Wiesböck: Es ist neoliberal, weil es auch hier darum geht, Spiritualität konsumierbar und mit dem neoliberalen System kompatibel zu machen, funktionsfähig zu bleiben und mit den schädigenden Auswirkungen von kapitalistischen Gesellschaften individuell umzugehen. Nicht die Welt muss sich ändern, sondern man selbst.

Sie berichten vom Achtsamkeitsprogramm von Amazon, genannt „AmaZen“.

Wiesböck: Ein besonders plakatives Beispiel, ja. Arbeiterinnen und Arbeiter können in Kabinen für ein paar Minuten Platz nehmen und Achtsamkeitsübungen ansehen, um danach wieder motiviert unter ausbeuterischen Arbeitsbedingungen, Überwachung und Druck weiterarbeiten zu können.

A propos „weiterarbeiten können“: Sie schreiben, der ständige Leistungsdruck bringe Menschen auch dazu, in psychische Leiden zu flüchten.

Wiesböck: Ja, ein Krankheitsstatus führt dazu, dass Leistungserwartungen verringert werden. Man ist dann auch nicht mehr selbst daran schuld, es nicht geschafft zu haben, sich glücklich zu machen, sondern man ist Patientin oder Patient. Das kann entlastend wirken.

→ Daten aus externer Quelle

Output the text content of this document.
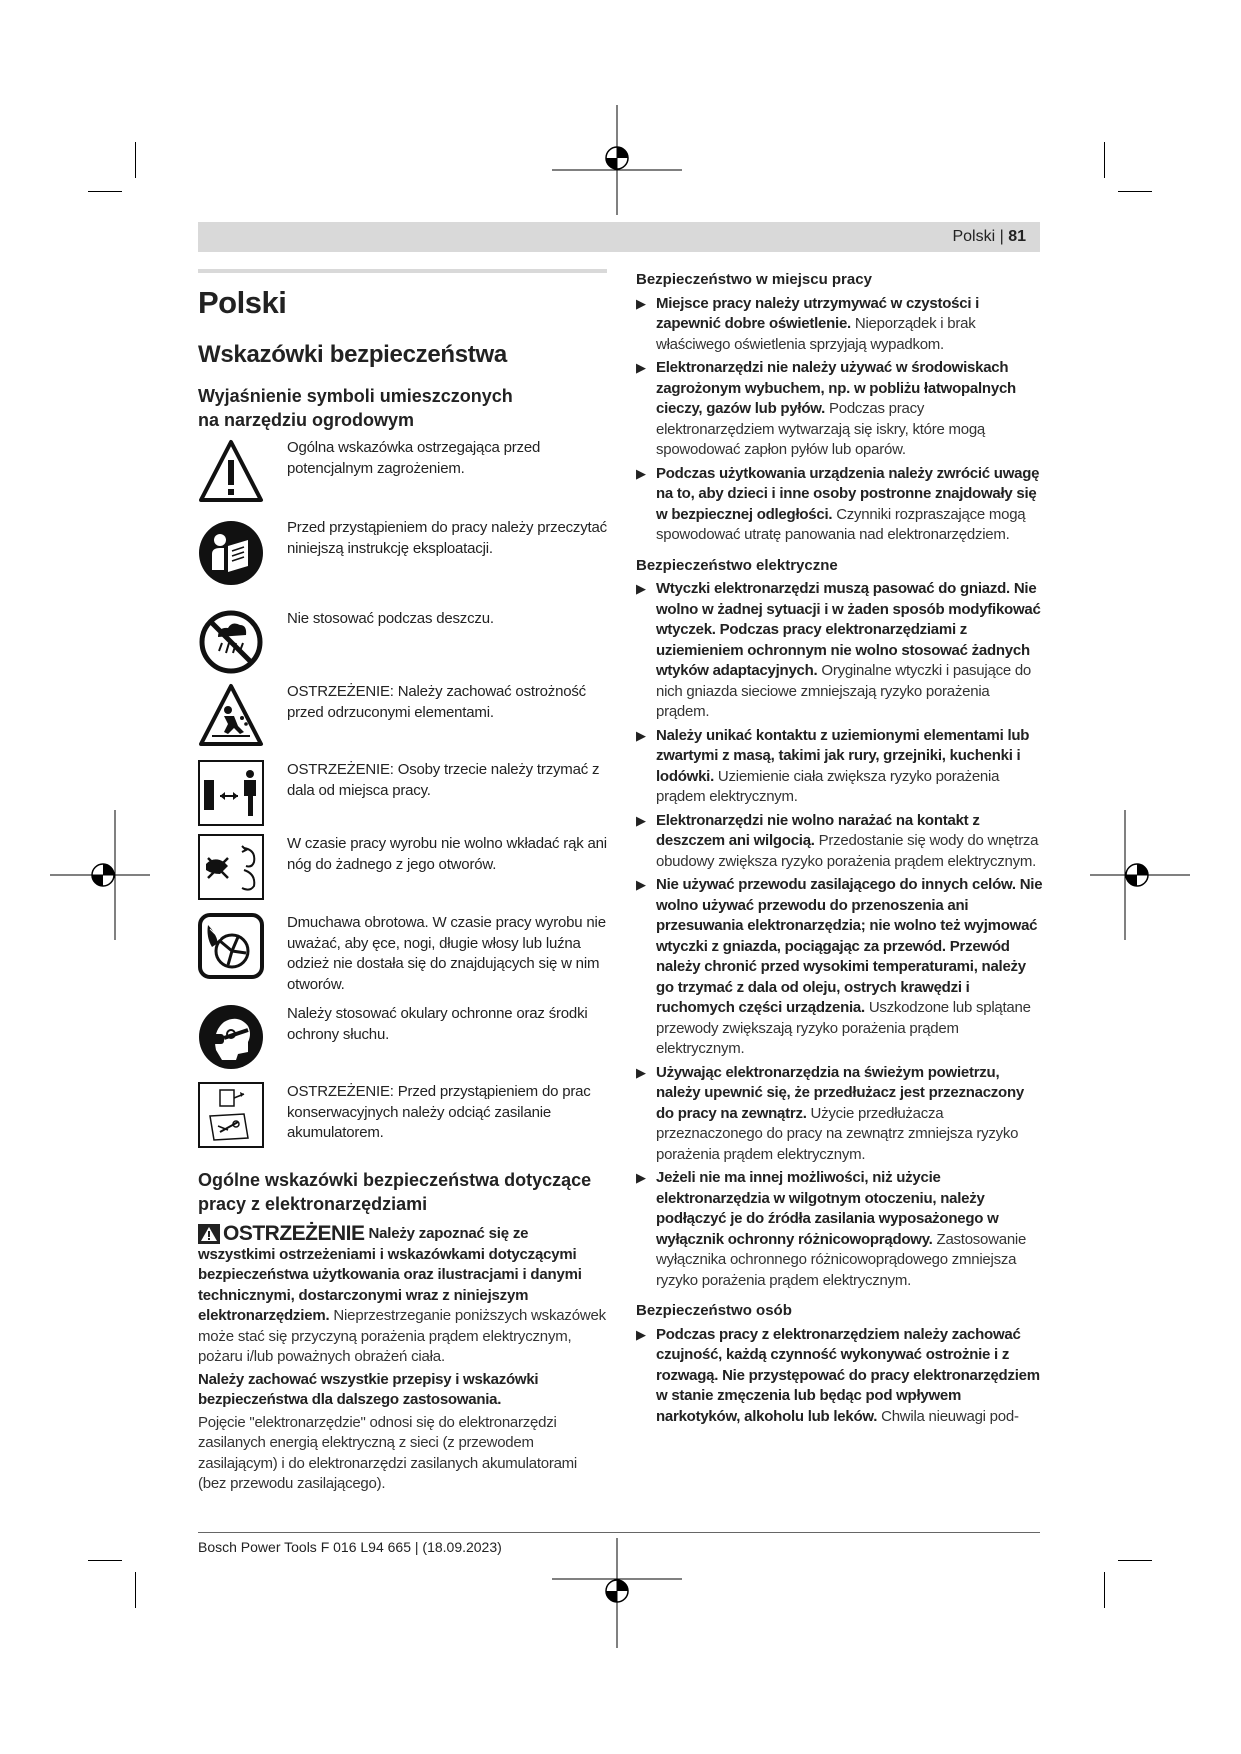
Polski | 81
Polski
Wskazówki bezpieczeństwa
Wyjaśnienie symboli umieszczonych na narzędziu ogrodowym
Ogólna wskazówka ostrzegająca przed potencjalnym zagrożeniem.
Przed przystąpieniem do pracy należy przeczytać niniejszą instrukcję eksploatacji.
Nie stosować podczas deszczu.
OSTRZEŻENIE: Należy zachować ostrożność przed odrzuconymi elementami.
OSTRZEŻENIE: Osoby trzecie należy trzymać z dala od miejsca pracy.
W czasie pracy wyrobu nie wolno wkładać rąk ani nóg do żadnego z jego otworów.
Dmuchawa obrotowa. W czasie pracy wyrobu nie uważać, aby ęce, nogi, długie włosy lub luźna odzież nie dostała się do znajdujących się w nim otworów.
Należy stosować okulary ochronne oraz środki ochrony słuchu.
OSTRZEŻENIE: Przed przystąpieniem do prac konserwacyjnych należy odciąć zasilanie akumulatorem.
Ogólne wskazówki bezpieczeństwa dotyczące pracy z elektronarzędziami
OSTRZEŻENIE Należy zapoznać się ze wszystkimi ostrzeżeniami i wskazówkami dotyczącymi bezpieczeństwa użytkowania oraz ilustracjami i danymi technicznymi, dostarczonymi wraz z niniejszym elektronarzędziem. Nieprzestrzeganie poniższych wskazówek może stać się przyczyną porażenia prądem elektrycznym, pożaru i/lub poważnych obrażeń ciała.

Należy zachować wszystkie przepisy i wskazówki bezpieczeństwa dla dalszego zastosowania.

Pojęcie "elektronarzędzie" odnosi się do elektronarzędzi zasilanych energią elektryczną z sieci (z przewodem zasilającym) i do elektronarzędzi zasilanych akumulatorami (bez przewodu zasilającego).

Bezpieczeństwo w miejscu pracy

▶ Miejsce pracy należy utrzymywać w czystości i zapewnić dobre oświetlenie. Nieporządek i brak właściwego oświetlenia sprzyjają wypadkom.
▶ Elektronarzędzi nie należy używać w środowiskach zagrożonym wybuchem, np. w pobliżu łatwopalnych cieczy, gazów lub pyłów. Podczas pracy elektronarzędziem wytwarzają się iskry, które mogą spowodować zapłon pyłów lub oparów.
▶ Podczas użytkowania urządzenia należy zwrócić uwagę na to, aby dzieci i inne osoby postronne znajdowały się w bezpiecznej odległości. Czynniki rozpraszające mogą spowodować utratę panowania nad elektronarzędziem.

Bezpieczeństwo elektryczne

▶ Wtyczki elektronarzędzi muszą pasować do gniazd. Nie wolno w żadnej sytuacji i w żaden sposób modyfikować wtyczek. Podczas pracy elektronarzędziami z uziemieniem ochronnym nie wolno stosować żadnych wtyków adaptacyjnych. Oryginalne wtyczki i pasujące do nich gniazda sieciowe zmniejszają ryzyko porażenia prądem.
▶ Należy unikać kontaktu z uziemionymi elementami lub zwartymi z masą, takimi jak rury, grzejniki, kuchenki i lodówki. Uziemienie ciała zwiększa ryzyko porażenia prądem elektrycznym.
▶ Elektronarzędzi nie wolno narażać na kontakt z deszczem ani wilgocią. Przedostanie się wody do wnętrza obudowy zwiększa ryzyko porażenia prądem elektrycznym.
▶ Nie używać przewodu zasilającego do innych celów. Nie wolno używać przewodu do przenoszenia ani przesuwania elektronarzędzia; nie wolno też wyjmować wtyczki z gniazda, pociągając za przewód. Przewód należy chronić przed wysokimi temperaturami, należy go trzymać z dala od oleju, ostrych krawędzi i ruchomych części urządzenia. Uszkodzone lub splątane przewody zwiększają ryzyko porażenia prądem elektrycznym.
▶ Używając elektronarzędzia na świeżym powietrzu, należy upewnić się, że przedłużacz jest przeznaczony do pracy na zewnątrz. Użycie przedłużacza przeznaczonego do pracy na zewnątrz zmniejsza ryzyko porażenia prądem elektrycznym.
▶ Jeżeli nie ma innej możliwości, niż użycie elektronarzędzia w wilgotnym otoczeniu, należy podłączyć je do źródła zasilania wyposażonego w wyłącznik ochronny różnicowoprądowy. Zastosowanie wyłącznika ochronnego różnicowoprądowego zmniejsza ryzyko porażenia prądem elektrycznym.

Bezpieczeństwo osób

▶ Podczas pracy z elektronarzędziem należy zachować czujność, każdą czynność wykonywać ostrożnie i z rozwagą. Nie przystępować do pracy elektronarzędziem w stanie zmęczenia lub będąc pod wpływem narkotyków, alkoholu lub leków. Chwila nieuwagi pod-
Bosch Power Tools F 016 L94 665 | (18.09.2023)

Was sagt das über unsere Gesellschaft aus, wenn man erst krank werden muss, um endlich einmal entspannen zu können?

Wiesböck: Sehr viel, und insofern stellt sich die Frage: Sollten wir gesellschaftlich nicht anerkennen, dass Verletzlichkeit, persönliche Krisen, ganz banales Traurigsein oder Phasen der Orientierungslosigkeit Teil des Lebens sind – und es dafür auch legitime Räume außerhalb von medizinischen Klassifikationen braucht? Während es diese in religiösen Gesellschaften gibt, lassen moderne Zwänge das Ausleben dieser Zustände kaum zu.